Proprio perché nel 1865 il problema non è mai stata la “negritudine”, ma piuttosto l’organizzazione e la mobilitazione dei lavoratori in difesa dei loro diritti, J. Edgar Hoover e l’FBI hanno sempre visto con favore il KKK. Per Hoover, essere ebreo, o nero, e sovversivo era la stessa cosa. Così infatti venne perseguito Charlie Chaplin, noto membro del PC, accusato anche di essere ebreo («Non ho quest’onore», rispose Chaplin guadagnandosi l’odio permanente del razzista Hoover).

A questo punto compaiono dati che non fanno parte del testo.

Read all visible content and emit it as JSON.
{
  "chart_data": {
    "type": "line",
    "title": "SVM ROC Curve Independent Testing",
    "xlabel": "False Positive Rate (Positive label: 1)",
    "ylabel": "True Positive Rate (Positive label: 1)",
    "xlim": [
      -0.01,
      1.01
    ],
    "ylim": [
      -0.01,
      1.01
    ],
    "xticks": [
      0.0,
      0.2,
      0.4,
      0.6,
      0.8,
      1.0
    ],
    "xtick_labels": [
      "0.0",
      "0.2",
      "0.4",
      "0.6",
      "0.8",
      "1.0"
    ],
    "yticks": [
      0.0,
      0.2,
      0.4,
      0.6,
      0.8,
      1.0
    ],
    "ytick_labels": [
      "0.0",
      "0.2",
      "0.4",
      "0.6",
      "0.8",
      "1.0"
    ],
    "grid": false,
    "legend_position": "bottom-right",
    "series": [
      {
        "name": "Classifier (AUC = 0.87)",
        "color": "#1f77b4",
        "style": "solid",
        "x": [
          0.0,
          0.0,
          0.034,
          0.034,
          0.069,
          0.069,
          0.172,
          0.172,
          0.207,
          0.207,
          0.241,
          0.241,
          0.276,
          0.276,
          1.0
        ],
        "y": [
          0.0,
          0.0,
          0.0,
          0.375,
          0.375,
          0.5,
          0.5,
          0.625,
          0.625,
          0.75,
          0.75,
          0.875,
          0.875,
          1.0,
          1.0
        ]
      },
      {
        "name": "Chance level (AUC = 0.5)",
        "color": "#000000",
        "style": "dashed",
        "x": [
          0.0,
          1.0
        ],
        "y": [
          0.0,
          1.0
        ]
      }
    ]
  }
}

Per la storiografia del Nord America, il KKK fu un’aberrazione e i presidenti Harding e Truman non l’avrebbero utilizzato che per avanzare politicamente. Pertanto, il razzismo è sempre parte integrante dei meccanismi di dominio degli Stati Uniti. Tuttavia, come dimostra la strage di Greensboro in Nord Carolina, il KKK è integrato nell’apparato statale che lo sostiene. Ad un evento organizzato dal Partito Comunista dei Lavoratori (CWP), il Klan e organizzazioni naziste americane si infiltrarono tra i partecipanti e parteciparono all’assassinio di cinque militanti del CWP. Nonostante le numerose testimonianze e un video della scena, la magistratura ha assolto i membri del KKK «perché sono stati provocati oltre ogni misura». Oggi, il Klan e i nazisti americani coordinano le loro attività attraverso la rivista Stormfront, per organizzare il “nazionalismo bianco”.

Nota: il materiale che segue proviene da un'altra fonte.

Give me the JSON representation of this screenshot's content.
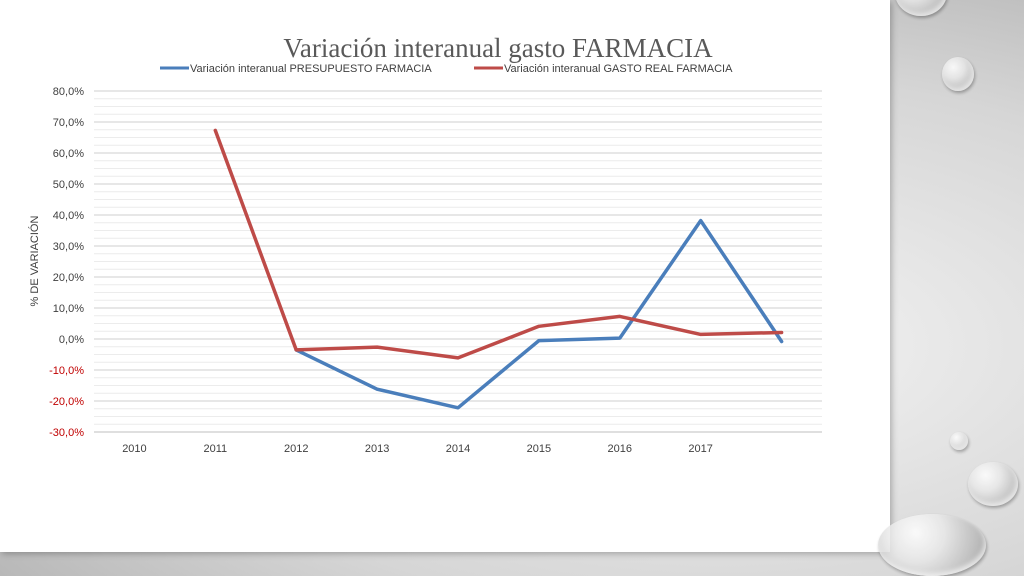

Il Southern Poverty Law Center sostiene che questo tipo di odiosa organizzazione ha decine di gruppi in tutto il Paese, 186 dei quali si considerano apertamente appartenenti al Klan e 196 al neonazismo. Vanno poi considerati 111 gruppi nazionalisti bianchi, 98 gruppi di skinhead e 93 gruppi neoconfederali.

Le liste degli affiliati disponibili sono istruttive. In esse troviamo molti poliziotti, soldati e agenti dell’FBI come membri di questi gruppi. Se potessimo accedere ai loro elenchi di “donatori”, certamente vi ritroveremmo alcuni dei più potenti padroni statunitensi, come i fratelli Koch e la famiglia Coors.